Infrastructure Requirements for Business-class Web Services
A Position Paper for the W3C Workshop on Web Services
11-12 April 2001, San Jose CA - USA
Jason Douglas
Grand Central Networks, Inc.
E-mail: [email protected]
Introduction
Today, the Web is comprised of an immense and robust ecology of sites. This incredible scale and diversity was made possible by the foundation of open standards set forth by the W3C and others (HTTP, HTML, etc.). However, even with this dynamic and flexible framework, the addition of specialized standards such as SSL and third-party services such as certificate authorities were required to provide the kind of security and integrity necessary for business to be conducted over the Web.
As we embark on this next generation of the Internet, web services, we believe a similar ecology will evolve. Again, a solid foundation is being laid with the SOAP, UDDI, and WSDL standards. But if web services are to avoid being relegated to the world of anonymous content services and become the standard model for application-to-application interaction over the Internet, the business-class issues of security, transaction, logging and management must be addressed.
Requirements
Security
During the growth of the consumer Internet, the goal of site publishers was often to attract traffic from countless, anonymous users. As business migrates to web services, however, a very different goal emerges - securely managing interactions with known and authenticated entities and protecting business data from unknown or untrusted parties. As the ecology grows, the corporation's ability to efficiently manage potentially thousands of trust relationships becomes essential.
- Identity and Authentication. Consumers and publishers of Web services must be certain that the parties with which they interact are authenticated and that the information exchanged stays private. Therefore, a unified security model must exist to verify identities and authenticate consumers and publishers.
- Trust Management. As corporations grow to rely on Web services and begin to externalize business APIs, a greater level of security management is required. In many conceivable scenarios, third parties will begin to operate on behalf of other entities. Additionally, as interactions become more complex and involve numerous Web services, the ability to manage complicated multi-tiered trust relationships becomes paramount. We believe that any unified security framework for Web services must empower consumers and publishers to manage detailed trust relationships.
Transactions
Businesses who have attempted mission-critical transactions over the open Internet have found life difficult. As it stands today, the open Internet does not provide the reliability, stability and integrity required for business transactions. Despite recent advances, private VANs and frame-relay connections remain popular. In order for businesses to become attracted to Web services, these inadequacies must be overcome. Much as Federal Express provides guaranteed package delivery and non-repudiation in the real world, third parties should emerge to provide such guarantees for web services.

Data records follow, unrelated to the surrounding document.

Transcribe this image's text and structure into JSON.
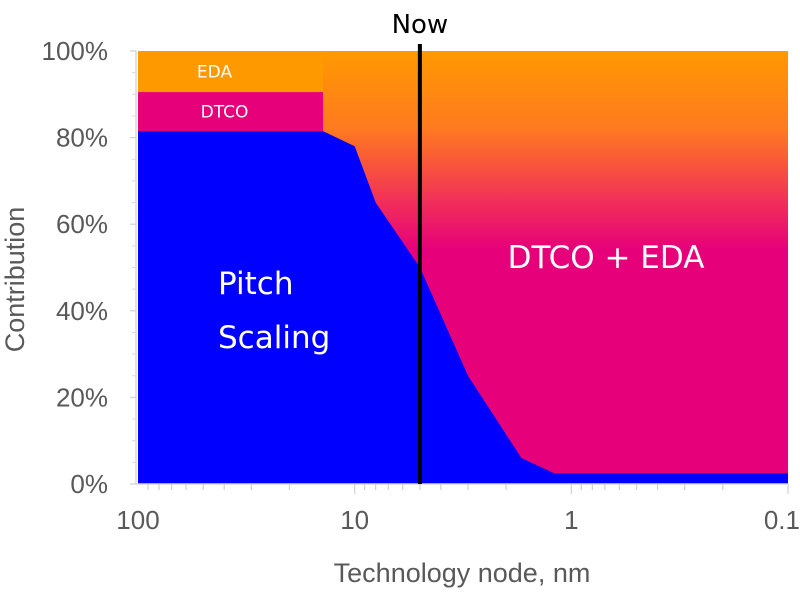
{
  "chart_data": {
    "type": "area",
    "title": "",
    "xlabel": "Technology node, nm",
    "ylabel": "Contribution",
    "x_scale": "log",
    "x_reversed": true,
    "xlim": [
      100,
      0.1
    ],
    "ylim": [
      0,
      100
    ],
    "x_ticks": [
      {
        "value": 100,
        "label": "100"
      },
      {
        "value": 10,
        "label": "10"
      },
      {
        "value": 1,
        "label": "1"
      },
      {
        "value": 0.1,
        "label": "0.1"
      }
    ],
    "y_ticks": [
      {
        "value": 0,
        "label": "0%"
      },
      {
        "value": 20,
        "label": "20%"
      },
      {
        "value": 40,
        "label": "40%"
      },
      {
        "value": 60,
        "label": "60%"
      },
      {
        "value": 80,
        "label": "80%"
      },
      {
        "value": 100,
        "label": "100%"
      }
    ],
    "series": [
      {
        "name": "Pitch Scaling",
        "color": "#0000ff",
        "x": [
          100,
          14,
          10,
          8,
          5,
          3,
          1.7,
          1.2,
          0.1
        ],
        "y": [
          81.5,
          81.5,
          78,
          65,
          50,
          25,
          6,
          2.5,
          2.5
        ]
      }
    ],
    "bands": [
      {
        "name": "DTCO",
        "from": 81.5,
        "to": 90.5,
        "x_from": 100,
        "x_to": 14,
        "color": "#e6007a"
      },
      {
        "name": "EDA",
        "from": 90.5,
        "to": 100,
        "x_from": 100,
        "x_to": 14,
        "color": "#ff9900"
      }
    ],
    "upper_region": {
      "name": "DTCO + EDA",
      "color_top": "#ff9900",
      "color_bottom": "#e6007a"
    },
    "annotations": [
      {
        "text": "Now",
        "x": 5
      }
    ],
    "region_labels": {
      "pitch_line1": "Pitch",
      "pitch_line2": "Scaling",
      "dtco_eda": "DTCO + EDA",
      "eda": "EDA",
      "dtco": "DTCO"
    },
    "grid": false,
    "legend": "none"
  }
}
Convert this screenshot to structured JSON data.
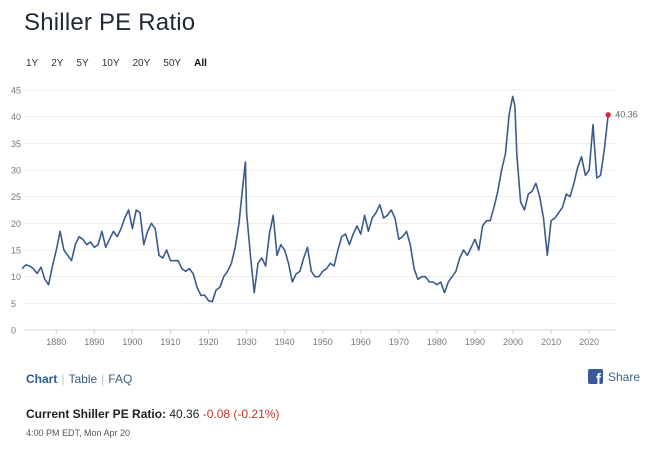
{
  "page": {
    "title": "Shiller PE Ratio"
  },
  "ranges": [
    "1Y",
    "2Y",
    "5Y",
    "10Y",
    "20Y",
    "50Y",
    "All"
  ],
  "active_range": "All",
  "nav": {
    "chart": "Chart",
    "table": "Table",
    "faq": "FAQ",
    "share": "Share"
  },
  "current": {
    "label": "Current Shiller PE Ratio:",
    "value": "40.36",
    "change": "-0.08 (-0.21%)",
    "timestamp": "4:00 PM EDT, Mon Apr 20"
  },
  "colors": {
    "line": "#3b5b8c",
    "marker": "#e0213a",
    "change": "#c0392b",
    "link": "#3a5f86"
  },
  "chart_data": {
    "type": "line",
    "title": "Shiller PE Ratio",
    "xlabel": "",
    "ylabel": "",
    "xlim": [
      1871,
      2026
    ],
    "ylim": [
      0,
      45
    ],
    "x_ticks": [
      1880,
      1890,
      1900,
      1910,
      1920,
      1930,
      1940,
      1950,
      1960,
      1970,
      1980,
      1990,
      2000,
      2010,
      2020
    ],
    "y_ticks": [
      0,
      5,
      10,
      15,
      20,
      25,
      30,
      35,
      40,
      45
    ],
    "grid": "horizontal",
    "last_value_label": "40.36",
    "series": [
      {
        "name": "Shiller PE Ratio",
        "x": [
          1871,
          1872,
          1873,
          1874,
          1875,
          1876,
          1877,
          1878,
          1879,
          1880,
          1881,
          1882,
          1883,
          1884,
          1885,
          1886,
          1887,
          1888,
          1889,
          1890,
          1891,
          1892,
          1893,
          1894,
          1895,
          1896,
          1897,
          1898,
          1899,
          1900,
          1901,
          1902,
          1903,
          1904,
          1905,
          1906,
          1907,
          1908,
          1909,
          1910,
          1911,
          1912,
          1913,
          1914,
          1915,
          1916,
          1917,
          1918,
          1919,
          1920,
          1921,
          1922,
          1923,
          1924,
          1925,
          1926,
          1927,
          1928,
          1929,
          1929.7,
          1930,
          1931,
          1932,
          1933,
          1934,
          1935,
          1936,
          1937,
          1938,
          1939,
          1940,
          1941,
          1942,
          1943,
          1944,
          1945,
          1946,
          1947,
          1948,
          1949,
          1950,
          1951,
          1952,
          1953,
          1954,
          1955,
          1956,
          1957,
          1958,
          1959,
          1960,
          1961,
          1962,
          1963,
          1964,
          1965,
          1966,
          1967,
          1968,
          1969,
          1970,
          1971,
          1972,
          1973,
          1974,
          1975,
          1976,
          1977,
          1978,
          1979,
          1980,
          1981,
          1982,
          1983,
          1984,
          1985,
          1986,
          1987,
          1988,
          1989,
          1990,
          1991,
          1992,
          1993,
          1994,
          1995,
          1996,
          1997,
          1998,
          1999,
          1999.9,
          2000.5,
          2001,
          2002,
          2003,
          2004,
          2005,
          2006,
          2007,
          2008,
          2009,
          2010,
          2011,
          2012,
          2013,
          2014,
          2015,
          2016,
          2017,
          2018,
          2019,
          2020,
          2021,
          2022,
          2023,
          2024,
          2025
        ],
        "values": [
          11.5,
          12.2,
          12.0,
          11.5,
          10.6,
          11.8,
          9.5,
          8.5,
          12.0,
          15.0,
          18.5,
          15.0,
          14.0,
          13.0,
          16.0,
          17.5,
          17.0,
          16.0,
          16.5,
          15.5,
          16.0,
          18.5,
          15.5,
          17.0,
          18.5,
          17.5,
          19.0,
          21.0,
          22.5,
          19.0,
          22.5,
          22.0,
          16.0,
          18.5,
          20.0,
          19.0,
          14.0,
          13.5,
          15.0,
          13.0,
          13.0,
          13.0,
          11.5,
          11.0,
          11.5,
          10.5,
          8.0,
          6.5,
          6.5,
          5.5,
          5.3,
          7.5,
          8.0,
          10.0,
          11.0,
          12.5,
          15.5,
          20.0,
          27.0,
          31.5,
          22.0,
          14.0,
          7.0,
          12.5,
          13.5,
          12.0,
          18.0,
          21.5,
          14.0,
          16.0,
          15.0,
          12.5,
          9.0,
          10.5,
          11.0,
          13.5,
          15.5,
          11.0,
          10.0,
          10.0,
          11.0,
          11.5,
          12.5,
          12.0,
          15.0,
          17.5,
          18.0,
          16.0,
          18.0,
          19.5,
          18.0,
          21.5,
          18.5,
          21.0,
          22.0,
          23.5,
          21.0,
          21.5,
          22.5,
          21.0,
          17.0,
          17.5,
          18.5,
          16.0,
          11.5,
          9.5,
          10.0,
          10.0,
          9.0,
          9.0,
          8.5,
          9.0,
          7.0,
          9.0,
          10.0,
          11.0,
          13.5,
          15.0,
          14.0,
          15.5,
          17.0,
          15.0,
          19.5,
          20.5,
          20.5,
          23.0,
          26.0,
          30.0,
          33.0,
          40.5,
          43.8,
          42.0,
          33.0,
          24.0,
          22.5,
          25.5,
          26.0,
          27.5,
          25.0,
          21.0,
          14.0,
          20.5,
          21.0,
          22.0,
          23.0,
          25.5,
          25.0,
          27.5,
          30.5,
          32.5,
          29.0,
          30.0,
          38.5,
          28.5,
          29.0,
          34.0,
          40.36
        ]
      }
    ]
  }
}
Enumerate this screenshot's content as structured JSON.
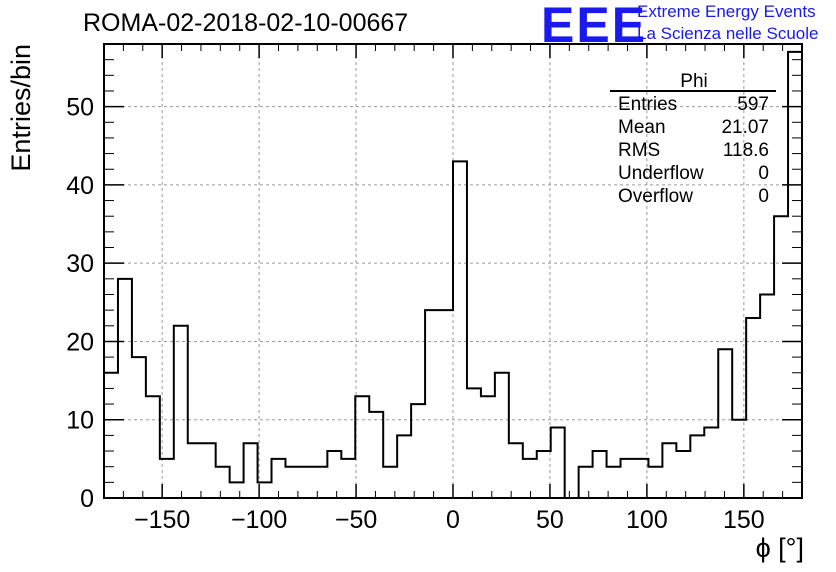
{
  "header": {
    "title": "ROMA-02-2018-02-10-00667",
    "logo_text": "EEE",
    "logo_line1": "Extreme Energy Events",
    "logo_line2": "La Scienza nelle Scuole"
  },
  "stats": {
    "name": "Phi",
    "rows": [
      {
        "label": "Entries",
        "value": "597"
      },
      {
        "label": "Mean",
        "value": "21.07"
      },
      {
        "label": "RMS",
        "value": "118.6"
      },
      {
        "label": "Underflow",
        "value": "0"
      },
      {
        "label": "Overflow",
        "value": "0"
      }
    ]
  },
  "colors": {
    "logo": "#1a1aee",
    "line": "#000000",
    "grid": "#9a9a9a"
  },
  "chart_data": {
    "type": "bar",
    "style": "step-histogram",
    "xlabel": "ϕ [°]",
    "ylabel": "Entries/bin",
    "xlim": [
      -180,
      180
    ],
    "ylim": [
      0,
      58
    ],
    "bin_width": 7.2,
    "x_ticks": [
      -150,
      -100,
      -50,
      0,
      50,
      100,
      150
    ],
    "y_ticks": [
      0,
      10,
      20,
      30,
      40,
      50
    ],
    "grid": true,
    "values": [
      16,
      28,
      18,
      13,
      5,
      22,
      7,
      7,
      4,
      2,
      7,
      2,
      5,
      4,
      4,
      4,
      6,
      5,
      13,
      11,
      4,
      8,
      12,
      24,
      24,
      43,
      14,
      13,
      16,
      7,
      5,
      6,
      9,
      0,
      4,
      6,
      4,
      5,
      5,
      4,
      7,
      6,
      8,
      9,
      19,
      10,
      23,
      26,
      36,
      57
    ]
  }
}
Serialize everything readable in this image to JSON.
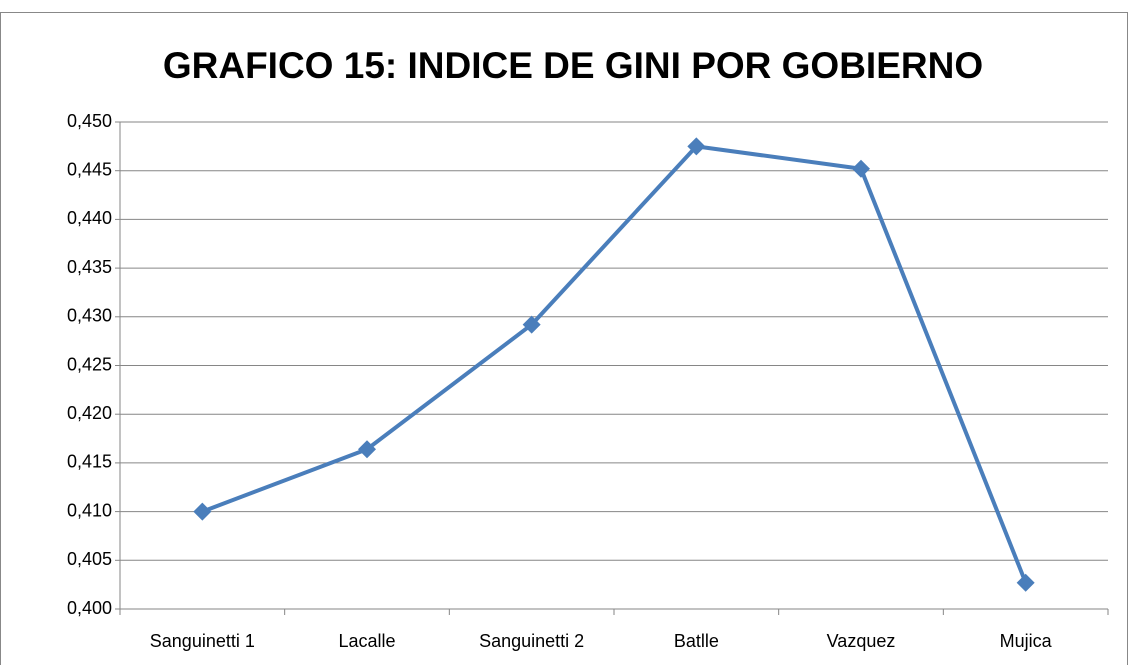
{
  "chart_data": {
    "type": "line",
    "title": "GRAFICO 15: INDICE DE GINI POR GOBIERNO",
    "categories": [
      "Sanguinetti 1",
      "Lacalle",
      "Sanguinetti 2",
      "Batlle",
      "Vazquez",
      "Mujica"
    ],
    "series": [
      {
        "color": "#4a7ebb",
        "values": [
          0.41,
          0.4164,
          0.4292,
          0.4475,
          0.4452,
          0.4027
        ]
      }
    ],
    "ylim": [
      0.4,
      0.45
    ],
    "yticks": [
      {
        "value": 0.4,
        "label": "0,400"
      },
      {
        "value": 0.405,
        "label": "0,405"
      },
      {
        "value": 0.41,
        "label": "0,410"
      },
      {
        "value": 0.415,
        "label": "0,415"
      },
      {
        "value": 0.42,
        "label": "0,420"
      },
      {
        "value": 0.425,
        "label": "0,425"
      },
      {
        "value": 0.43,
        "label": "0,430"
      },
      {
        "value": 0.435,
        "label": "0,435"
      },
      {
        "value": 0.44,
        "label": "0,440"
      },
      {
        "value": 0.445,
        "label": "0,445"
      },
      {
        "value": 0.45,
        "label": "0,450"
      }
    ],
    "grid": true
  }
}
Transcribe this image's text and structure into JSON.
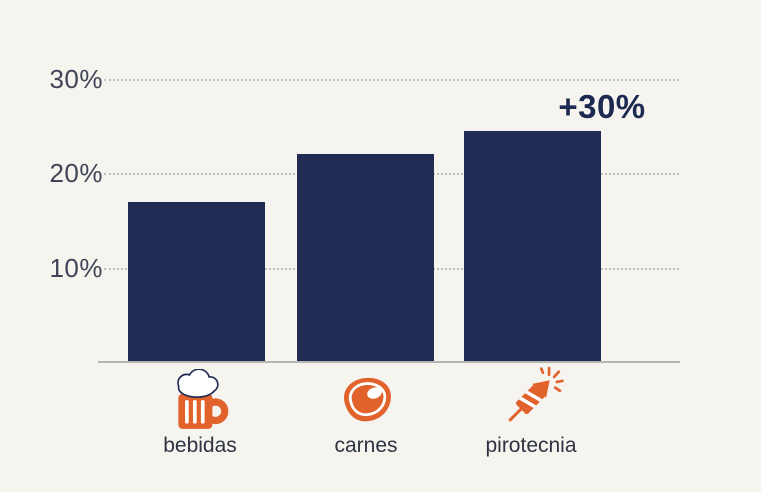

- Guaranteed Delivery. Organizations must be comfortable that messages sent will be delivered in order to build important systems using Web services.
- Non-Repudiation. An independent third party must testify to the successful delivery of messages between parties and Web services.
- Only-Once Delivery. Messages must be delivered once, and only once.
Logging
In addition to these transactional integrity features, both producers and consumers of web services are going to require authoritative metrics by which they can track, monitor and report on the interactions between web services. If web services publishers wish to charge for use of their services, the ability to measure with certainty when and by whom a web service was consumed becomes especially important. Also, in complex interactions that may involve many services that are each operated by different organizations, it becomes impossible for authoritative tracking to be done by each of the services themselves as they no longer have visibility into the entire live of the message.
- Tracking. Real-time knowledge of the current state of a message or request. This ability increases in importance when data is being exchanged between web services asynchronously.
- Monitoring. Continuous visibility into performance metrics and notifications of any irregularities.
- Reporting. Ability to summarize and analyze interaction histories.
Management
To date, much of the development work in web services has been experimental or exploratory in nature. As the web services ecology grows in both diversity and scale, however, publishers will require the ability to manage how their web services are consumed and consumers will require the ability to manage and orchestrate their interactions with web services.
- Access management. The ability for publishers to control access to their web services based on windows of availability and trust relationships.
- Performance management. The ability for publishers to differentiate the quality of service offered to various consumers based on service-level agreements. This requires both the ability to prioritize the processing of requests based on the knowledge of the type of request, who is making it, and the urgency behind it.
- Context management. For complex processes involving multiple parties, web services will require the current interaction context to be carried forward to each participating service, just as the STDIN, STDOUT, and STDERR buffers carry the context forward between applications piped together on the UNIX command line.
Grand Central Networks is eager to work with the W3C and its member organizations to make sure that a robust ecology of providers emerges to address these requirements.